Today is the feast
of St. Edith Stein (1891-1942). She was a philosopher, brilliant writer,
catholic convert, Carmelite nun and martyr. When she became a Carmelite she
took the name Sr. Teresa Benedicta of the Cross.
Born in Breslau (Poland)
to an observant Jewish family, she stopped believing in God when she was 14. She
obtained her doctorate in philosophy “Summa Cum Laude” at the University of
Freiburg, Germany in 1916 after writing a thesis on “The Problem of Empath.” Later,
she became the assistant and collaborator of Professor Edmund Hussserl, the
famous founder of the philosophical movement known as “Phenomenology.”
During this period,
she was struck by an experience she never forgot. Visiting the Frankfurt Cathedral,
she saw a woman with a shopping basket going in to kneel for a brief prayer. She
would write later “this was something totally new to me. In the synagogues and
Protestant churches I had visited, people simply went to the services. Here,
however, I saw someone coming straight from the busy marketplace into this
empty church, as if she was going to have an intimate conversation.”
In the Summer of
1921, she picked up an autobiography of St. Teresa of Avila, the great
Carmelite reformer that led her to a journey of faith.

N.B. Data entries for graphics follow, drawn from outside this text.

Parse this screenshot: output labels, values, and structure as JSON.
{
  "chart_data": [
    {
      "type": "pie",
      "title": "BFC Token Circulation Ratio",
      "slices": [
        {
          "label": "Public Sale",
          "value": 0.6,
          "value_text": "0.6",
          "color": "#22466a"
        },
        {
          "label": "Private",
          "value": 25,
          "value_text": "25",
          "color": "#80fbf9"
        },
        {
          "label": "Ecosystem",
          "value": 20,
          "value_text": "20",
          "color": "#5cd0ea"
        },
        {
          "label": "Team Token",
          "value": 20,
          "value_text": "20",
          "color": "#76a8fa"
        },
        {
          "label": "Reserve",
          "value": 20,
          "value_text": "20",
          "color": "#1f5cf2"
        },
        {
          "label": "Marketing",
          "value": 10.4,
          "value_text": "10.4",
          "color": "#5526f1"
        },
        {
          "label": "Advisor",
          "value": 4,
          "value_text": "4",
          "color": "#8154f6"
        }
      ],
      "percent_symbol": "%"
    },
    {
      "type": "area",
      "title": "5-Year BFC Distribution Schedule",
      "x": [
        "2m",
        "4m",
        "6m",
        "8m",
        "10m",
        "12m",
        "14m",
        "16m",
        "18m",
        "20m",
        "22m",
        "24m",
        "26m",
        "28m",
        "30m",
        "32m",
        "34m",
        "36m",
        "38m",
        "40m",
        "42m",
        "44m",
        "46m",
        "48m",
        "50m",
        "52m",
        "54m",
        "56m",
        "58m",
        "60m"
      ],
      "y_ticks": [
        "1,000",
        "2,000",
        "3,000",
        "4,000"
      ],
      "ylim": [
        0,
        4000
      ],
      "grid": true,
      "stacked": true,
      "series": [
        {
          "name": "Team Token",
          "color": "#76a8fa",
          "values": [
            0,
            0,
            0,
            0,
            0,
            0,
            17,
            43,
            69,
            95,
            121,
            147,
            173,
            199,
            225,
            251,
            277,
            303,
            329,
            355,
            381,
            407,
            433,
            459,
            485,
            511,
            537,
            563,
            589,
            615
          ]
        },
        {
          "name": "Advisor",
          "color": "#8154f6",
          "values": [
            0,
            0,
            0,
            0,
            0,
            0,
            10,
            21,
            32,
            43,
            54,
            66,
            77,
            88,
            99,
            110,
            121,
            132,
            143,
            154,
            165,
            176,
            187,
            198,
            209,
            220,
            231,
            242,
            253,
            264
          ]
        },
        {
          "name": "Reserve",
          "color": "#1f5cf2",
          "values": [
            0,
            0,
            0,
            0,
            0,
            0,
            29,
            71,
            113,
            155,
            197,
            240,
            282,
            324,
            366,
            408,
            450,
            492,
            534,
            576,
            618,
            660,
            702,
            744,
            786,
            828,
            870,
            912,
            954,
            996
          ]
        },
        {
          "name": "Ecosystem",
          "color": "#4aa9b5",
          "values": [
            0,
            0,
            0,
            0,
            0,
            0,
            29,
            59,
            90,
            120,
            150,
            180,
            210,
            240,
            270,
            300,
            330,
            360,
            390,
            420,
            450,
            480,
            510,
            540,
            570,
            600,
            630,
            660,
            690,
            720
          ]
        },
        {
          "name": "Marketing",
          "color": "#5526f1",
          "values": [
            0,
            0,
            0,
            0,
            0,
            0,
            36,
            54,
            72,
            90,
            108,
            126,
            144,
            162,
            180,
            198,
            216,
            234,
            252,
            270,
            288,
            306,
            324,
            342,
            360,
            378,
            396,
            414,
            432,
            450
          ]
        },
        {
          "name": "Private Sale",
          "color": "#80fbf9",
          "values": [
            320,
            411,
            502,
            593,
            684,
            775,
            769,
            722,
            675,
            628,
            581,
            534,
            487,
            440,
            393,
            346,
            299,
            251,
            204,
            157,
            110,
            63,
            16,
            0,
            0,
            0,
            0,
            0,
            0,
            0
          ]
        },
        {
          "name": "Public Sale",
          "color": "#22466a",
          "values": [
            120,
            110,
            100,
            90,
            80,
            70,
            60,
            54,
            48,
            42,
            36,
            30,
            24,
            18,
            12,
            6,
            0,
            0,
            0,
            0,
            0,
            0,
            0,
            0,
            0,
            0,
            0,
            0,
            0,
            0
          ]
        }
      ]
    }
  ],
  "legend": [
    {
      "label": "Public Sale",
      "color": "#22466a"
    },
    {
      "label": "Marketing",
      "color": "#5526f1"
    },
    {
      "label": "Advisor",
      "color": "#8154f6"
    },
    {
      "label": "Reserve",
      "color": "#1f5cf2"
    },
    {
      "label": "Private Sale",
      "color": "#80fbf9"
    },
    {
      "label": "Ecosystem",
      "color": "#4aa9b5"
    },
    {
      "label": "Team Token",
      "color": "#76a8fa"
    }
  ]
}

She was drawn to the Christian
faith and was baptized the year after in January 1922. After her conversion,
she taught in a Dominican School in Speyer until finally she decided to enter
the Discalced Carmelite Monastery of Cologne in October 1933.
In
retaliation for being denounced by the Dutch bishops, the Nazis arrested all
Dutch Jews who had become Christians. Sr. Teresa Benedicta and her sister Rosa,
also a Catholic, were among them. Together with many others, they died in a gas
chamber in Auschwitz on August 9, 1942. The young Dutch Jesuit, Fr. Jan Nota, one
of her close associate said at her death: “she was a witness of God’s presence
in a world where God is absent.”
Regarding
Faith in God, St. Edith Stein had this to say:
“It is natural for
man to seek God. All of our striving for truth and happiness is ultimately a
search for the one who supports us absolutely, satisfies us absolutely, and
employs us absolutely in His service. A person is not completely himself until
he has found God. Anyone who seeks truth seeks God, whether or not he realizes
it.”
“There is no need
for us to spend our lives proving the legitimacy of religious experience. We
are, however, required to declare ourselves ‘for’ or ‘against’ God. That is
what we must do—to decide, and without receiving any guarantee in return. This
is the great risk of faith. The path leads from believing to seeing, not the
reverse. Those who are too proud to squeeze through the narrow gate are left
outside. However, those who do make it through to the other side come, even in
this life, to see with ever increasing clarity and experience the truth of the
maxim: credo et intelligam – I
believe and I shall understand.
Indeed an inspiring journey from atheism to faith!